One of the documents in question, a confidential U.S. embassy cable, states that in a speech, West German Foreign Minister Hans-Dietrich Genscher: “(Made) it clear that the changes in Eastern Europe and the German unification process must not lead to an ‘impairment of Soviet security interests.’ Therefore, NATO should rule out an expansion of its territory towards the east, i.e., moving closer to Soviet borders.”

Critics have noted that if Putin had hoped his invasion of Ukraine would check NATO’s growth, then this objective has backfired spectacularly, as it has pushed Europe further into the American fold. Last month, Finland, which neighbours Russia, joined the alliance, and Sweden is also seeking membership.

NATO Stronger Or Weaker?

During the webinar, The Maple asked Sachs if he believes the war will ultimately strengthen or weaken NATO’s international standing in the long-term. He said most discussions about perceptions of NATO policy among the “international community” disproportionately focus on the views held by U.S.-allied countries.

“The rest of the world is nowhere near this,” said Sachs. “The attitude of the rest of the world is ‘Holy shit, what are you guys doing?’” He noted recent comments made by Brazilian President Lula da Silva, who pitched a peace initiative to end the war, as an example. By one estimate, governments representing 87 per cent of the world’s population have refused to follow the U.S. line on the conflict.

In February, former Israeli prime minister Naftali Bennett said NATO governments “blocked” progress on a potential peace deal between Ukraine and Russia that had been developing in the first weeks of the invasion because they felt it was more important to “smash” Putin. Bennett later downplayed his comments, tweeting that “it’s unsure there was any deal to be made. At the time I gave it roughly a 50% chance.”
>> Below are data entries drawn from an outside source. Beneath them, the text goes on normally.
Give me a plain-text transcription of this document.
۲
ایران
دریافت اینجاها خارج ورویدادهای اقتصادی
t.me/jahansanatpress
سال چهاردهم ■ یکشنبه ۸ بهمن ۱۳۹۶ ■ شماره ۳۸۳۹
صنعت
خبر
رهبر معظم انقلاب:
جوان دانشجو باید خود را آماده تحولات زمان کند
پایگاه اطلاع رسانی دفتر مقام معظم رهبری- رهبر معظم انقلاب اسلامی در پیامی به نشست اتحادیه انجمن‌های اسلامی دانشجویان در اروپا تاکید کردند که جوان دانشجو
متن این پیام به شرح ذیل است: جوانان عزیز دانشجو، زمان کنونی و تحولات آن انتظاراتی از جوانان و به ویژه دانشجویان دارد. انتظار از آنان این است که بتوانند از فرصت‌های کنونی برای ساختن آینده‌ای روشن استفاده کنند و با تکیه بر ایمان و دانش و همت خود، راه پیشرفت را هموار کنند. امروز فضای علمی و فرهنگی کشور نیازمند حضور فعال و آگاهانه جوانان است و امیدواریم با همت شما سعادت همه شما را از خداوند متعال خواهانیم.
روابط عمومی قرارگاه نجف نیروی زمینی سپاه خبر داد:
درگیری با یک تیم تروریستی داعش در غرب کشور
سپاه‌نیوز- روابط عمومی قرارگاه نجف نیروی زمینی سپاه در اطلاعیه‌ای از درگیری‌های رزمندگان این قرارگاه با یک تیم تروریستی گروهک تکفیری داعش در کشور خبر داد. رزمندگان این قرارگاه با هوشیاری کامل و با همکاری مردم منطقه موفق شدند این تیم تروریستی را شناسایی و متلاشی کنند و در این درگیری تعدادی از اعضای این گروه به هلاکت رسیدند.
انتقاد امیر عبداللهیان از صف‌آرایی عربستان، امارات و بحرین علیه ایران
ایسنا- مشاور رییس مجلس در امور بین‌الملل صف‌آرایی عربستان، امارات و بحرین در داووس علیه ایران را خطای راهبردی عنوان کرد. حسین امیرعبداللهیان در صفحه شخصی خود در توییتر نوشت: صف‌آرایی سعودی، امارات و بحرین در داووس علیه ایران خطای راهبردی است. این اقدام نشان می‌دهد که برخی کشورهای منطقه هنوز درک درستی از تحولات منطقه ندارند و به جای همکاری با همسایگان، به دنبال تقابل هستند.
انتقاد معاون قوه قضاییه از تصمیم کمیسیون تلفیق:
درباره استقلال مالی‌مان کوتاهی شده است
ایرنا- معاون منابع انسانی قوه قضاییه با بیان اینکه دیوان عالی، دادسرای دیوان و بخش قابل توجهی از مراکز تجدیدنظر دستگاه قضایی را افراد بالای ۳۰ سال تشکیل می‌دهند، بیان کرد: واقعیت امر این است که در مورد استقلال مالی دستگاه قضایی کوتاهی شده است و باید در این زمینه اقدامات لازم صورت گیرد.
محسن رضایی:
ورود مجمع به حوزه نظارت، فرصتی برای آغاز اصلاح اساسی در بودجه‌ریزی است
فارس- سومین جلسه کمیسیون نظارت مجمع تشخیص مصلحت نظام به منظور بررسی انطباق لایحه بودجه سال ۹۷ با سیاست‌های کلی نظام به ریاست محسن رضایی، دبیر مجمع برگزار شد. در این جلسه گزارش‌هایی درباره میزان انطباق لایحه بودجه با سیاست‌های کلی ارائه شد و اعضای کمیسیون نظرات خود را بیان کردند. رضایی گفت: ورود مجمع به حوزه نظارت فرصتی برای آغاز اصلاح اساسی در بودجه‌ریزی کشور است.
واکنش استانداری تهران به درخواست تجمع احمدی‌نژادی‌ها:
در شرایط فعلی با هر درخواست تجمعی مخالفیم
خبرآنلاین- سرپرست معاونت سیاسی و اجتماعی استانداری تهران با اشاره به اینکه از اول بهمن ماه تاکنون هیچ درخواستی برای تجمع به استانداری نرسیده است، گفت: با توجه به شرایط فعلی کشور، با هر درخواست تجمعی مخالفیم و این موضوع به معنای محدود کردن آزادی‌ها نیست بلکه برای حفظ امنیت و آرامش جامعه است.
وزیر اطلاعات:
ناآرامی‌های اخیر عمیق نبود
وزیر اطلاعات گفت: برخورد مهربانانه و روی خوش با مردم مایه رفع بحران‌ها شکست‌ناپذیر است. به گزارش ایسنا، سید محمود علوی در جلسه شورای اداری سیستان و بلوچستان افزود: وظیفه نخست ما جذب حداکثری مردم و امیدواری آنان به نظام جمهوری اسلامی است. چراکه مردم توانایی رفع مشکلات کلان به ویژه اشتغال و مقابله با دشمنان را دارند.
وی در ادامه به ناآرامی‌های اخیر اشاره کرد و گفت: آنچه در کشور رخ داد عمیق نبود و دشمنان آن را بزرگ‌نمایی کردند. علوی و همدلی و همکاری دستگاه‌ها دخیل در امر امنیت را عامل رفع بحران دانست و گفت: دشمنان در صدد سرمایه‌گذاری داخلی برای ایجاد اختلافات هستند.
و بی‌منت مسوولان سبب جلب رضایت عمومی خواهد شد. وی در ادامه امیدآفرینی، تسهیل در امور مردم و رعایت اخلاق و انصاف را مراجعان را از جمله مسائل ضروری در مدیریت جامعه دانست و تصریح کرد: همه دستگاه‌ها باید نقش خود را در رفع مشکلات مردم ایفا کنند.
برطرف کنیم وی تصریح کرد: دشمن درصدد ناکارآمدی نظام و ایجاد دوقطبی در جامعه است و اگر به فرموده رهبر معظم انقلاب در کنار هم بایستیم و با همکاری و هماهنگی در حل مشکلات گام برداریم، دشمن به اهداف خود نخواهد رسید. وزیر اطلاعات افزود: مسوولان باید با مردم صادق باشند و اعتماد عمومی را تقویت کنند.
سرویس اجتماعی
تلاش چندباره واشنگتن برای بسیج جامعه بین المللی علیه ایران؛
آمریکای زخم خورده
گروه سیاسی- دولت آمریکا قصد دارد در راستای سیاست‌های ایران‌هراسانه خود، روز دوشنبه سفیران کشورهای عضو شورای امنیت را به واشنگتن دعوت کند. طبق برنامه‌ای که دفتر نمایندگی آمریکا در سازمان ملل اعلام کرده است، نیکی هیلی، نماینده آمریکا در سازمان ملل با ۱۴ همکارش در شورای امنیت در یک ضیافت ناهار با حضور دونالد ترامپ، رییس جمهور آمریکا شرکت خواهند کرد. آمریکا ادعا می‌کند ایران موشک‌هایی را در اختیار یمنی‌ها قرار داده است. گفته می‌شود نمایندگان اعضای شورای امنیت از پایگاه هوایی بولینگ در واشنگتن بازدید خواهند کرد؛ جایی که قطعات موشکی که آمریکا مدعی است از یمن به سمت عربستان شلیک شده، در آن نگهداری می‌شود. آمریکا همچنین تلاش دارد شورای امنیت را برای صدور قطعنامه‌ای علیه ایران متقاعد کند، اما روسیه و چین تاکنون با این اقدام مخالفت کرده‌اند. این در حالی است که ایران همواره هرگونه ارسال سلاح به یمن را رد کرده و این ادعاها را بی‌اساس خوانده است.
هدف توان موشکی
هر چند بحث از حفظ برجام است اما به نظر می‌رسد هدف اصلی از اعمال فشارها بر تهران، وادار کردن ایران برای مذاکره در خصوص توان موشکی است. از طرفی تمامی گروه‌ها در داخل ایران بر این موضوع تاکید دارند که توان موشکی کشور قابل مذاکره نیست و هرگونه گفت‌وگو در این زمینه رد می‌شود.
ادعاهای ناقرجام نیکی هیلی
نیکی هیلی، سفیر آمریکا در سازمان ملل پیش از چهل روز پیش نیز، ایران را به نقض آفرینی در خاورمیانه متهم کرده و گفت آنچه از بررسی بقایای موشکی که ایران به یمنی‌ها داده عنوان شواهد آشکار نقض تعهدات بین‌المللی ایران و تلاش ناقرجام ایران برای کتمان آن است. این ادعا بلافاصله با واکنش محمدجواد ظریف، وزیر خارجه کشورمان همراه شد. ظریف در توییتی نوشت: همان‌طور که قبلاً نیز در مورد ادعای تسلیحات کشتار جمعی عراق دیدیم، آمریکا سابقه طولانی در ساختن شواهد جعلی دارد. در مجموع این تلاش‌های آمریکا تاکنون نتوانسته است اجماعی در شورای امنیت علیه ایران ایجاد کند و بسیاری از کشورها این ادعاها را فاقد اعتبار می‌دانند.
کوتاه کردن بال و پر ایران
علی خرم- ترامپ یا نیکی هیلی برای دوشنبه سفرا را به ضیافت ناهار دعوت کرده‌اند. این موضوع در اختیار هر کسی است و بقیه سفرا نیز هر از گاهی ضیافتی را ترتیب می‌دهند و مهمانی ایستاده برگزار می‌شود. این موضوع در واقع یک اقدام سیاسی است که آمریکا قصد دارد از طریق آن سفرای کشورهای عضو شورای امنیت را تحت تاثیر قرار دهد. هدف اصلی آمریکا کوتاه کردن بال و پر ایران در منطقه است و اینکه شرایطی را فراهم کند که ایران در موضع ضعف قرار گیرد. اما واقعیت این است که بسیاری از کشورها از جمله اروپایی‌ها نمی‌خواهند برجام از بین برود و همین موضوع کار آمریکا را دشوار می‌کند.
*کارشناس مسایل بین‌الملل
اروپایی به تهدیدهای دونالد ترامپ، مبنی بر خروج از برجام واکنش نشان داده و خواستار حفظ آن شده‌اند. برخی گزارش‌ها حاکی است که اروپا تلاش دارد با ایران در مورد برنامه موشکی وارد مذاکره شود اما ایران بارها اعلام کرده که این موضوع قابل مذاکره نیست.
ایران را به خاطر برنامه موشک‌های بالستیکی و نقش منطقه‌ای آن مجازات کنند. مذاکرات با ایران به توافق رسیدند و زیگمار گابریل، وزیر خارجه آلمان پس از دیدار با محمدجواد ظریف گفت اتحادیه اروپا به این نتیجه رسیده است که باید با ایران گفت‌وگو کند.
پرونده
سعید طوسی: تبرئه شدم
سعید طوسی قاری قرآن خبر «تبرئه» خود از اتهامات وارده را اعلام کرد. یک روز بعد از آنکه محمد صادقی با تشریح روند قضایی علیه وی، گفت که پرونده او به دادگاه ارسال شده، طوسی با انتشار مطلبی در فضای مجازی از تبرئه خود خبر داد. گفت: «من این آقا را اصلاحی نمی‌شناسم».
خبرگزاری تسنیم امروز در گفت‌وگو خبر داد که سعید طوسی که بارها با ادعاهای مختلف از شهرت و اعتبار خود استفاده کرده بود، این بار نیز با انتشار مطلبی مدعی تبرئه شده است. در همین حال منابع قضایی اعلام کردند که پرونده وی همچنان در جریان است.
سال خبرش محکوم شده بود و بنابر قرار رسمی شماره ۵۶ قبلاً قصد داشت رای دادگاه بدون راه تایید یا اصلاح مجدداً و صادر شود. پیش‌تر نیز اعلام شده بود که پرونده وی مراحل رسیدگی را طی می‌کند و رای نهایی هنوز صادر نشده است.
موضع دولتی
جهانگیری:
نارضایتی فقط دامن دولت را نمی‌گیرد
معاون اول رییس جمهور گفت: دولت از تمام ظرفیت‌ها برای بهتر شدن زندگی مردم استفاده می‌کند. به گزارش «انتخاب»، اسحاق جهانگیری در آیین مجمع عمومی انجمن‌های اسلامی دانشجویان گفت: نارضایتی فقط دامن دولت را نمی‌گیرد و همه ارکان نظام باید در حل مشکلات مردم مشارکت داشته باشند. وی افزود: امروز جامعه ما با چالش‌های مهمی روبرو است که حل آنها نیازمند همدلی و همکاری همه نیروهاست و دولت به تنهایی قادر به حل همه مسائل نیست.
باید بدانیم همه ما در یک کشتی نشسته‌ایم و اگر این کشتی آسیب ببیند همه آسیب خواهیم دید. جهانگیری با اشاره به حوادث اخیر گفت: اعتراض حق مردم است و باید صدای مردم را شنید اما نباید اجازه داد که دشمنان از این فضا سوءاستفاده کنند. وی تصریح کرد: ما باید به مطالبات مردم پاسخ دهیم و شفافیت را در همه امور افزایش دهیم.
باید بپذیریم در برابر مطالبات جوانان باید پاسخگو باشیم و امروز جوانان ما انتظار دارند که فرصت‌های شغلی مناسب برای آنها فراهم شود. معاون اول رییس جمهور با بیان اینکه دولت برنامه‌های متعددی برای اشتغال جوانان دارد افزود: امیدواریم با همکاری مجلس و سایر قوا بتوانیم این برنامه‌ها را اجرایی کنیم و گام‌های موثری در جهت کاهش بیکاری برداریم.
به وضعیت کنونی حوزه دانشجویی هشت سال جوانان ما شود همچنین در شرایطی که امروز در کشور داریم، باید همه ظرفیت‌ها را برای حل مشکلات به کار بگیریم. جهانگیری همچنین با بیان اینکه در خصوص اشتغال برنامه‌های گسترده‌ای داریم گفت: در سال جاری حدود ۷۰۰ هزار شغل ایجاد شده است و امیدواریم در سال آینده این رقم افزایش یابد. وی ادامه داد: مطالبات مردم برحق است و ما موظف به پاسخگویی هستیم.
Ivan Katchanovski, a professor at the University of Ottawa specializing in Ukrainian and Russian politics and conflict, also spoke at the CFPI webinar. He stressed the illegality of Putin’s invasion and its basis on false claims about the country being ruled by a Nazi regime that was committing genocide against Russian speakers, but reiterated his view that the war could have been prevented.

“This war could have been prevented and avoided, and it was possible for Ukraine to become a successful country which would avoid devastation from this war, by declaring its neutrality,” he explained. “In exchange, Ukraine could have been offered membership in the European Union, which would promote its economic development.”

Katchanovski added: “A military solution to this conflict would be much more negative in terms of consequences to Ukraine.”

Alex Cosh is the news editor of The Maple.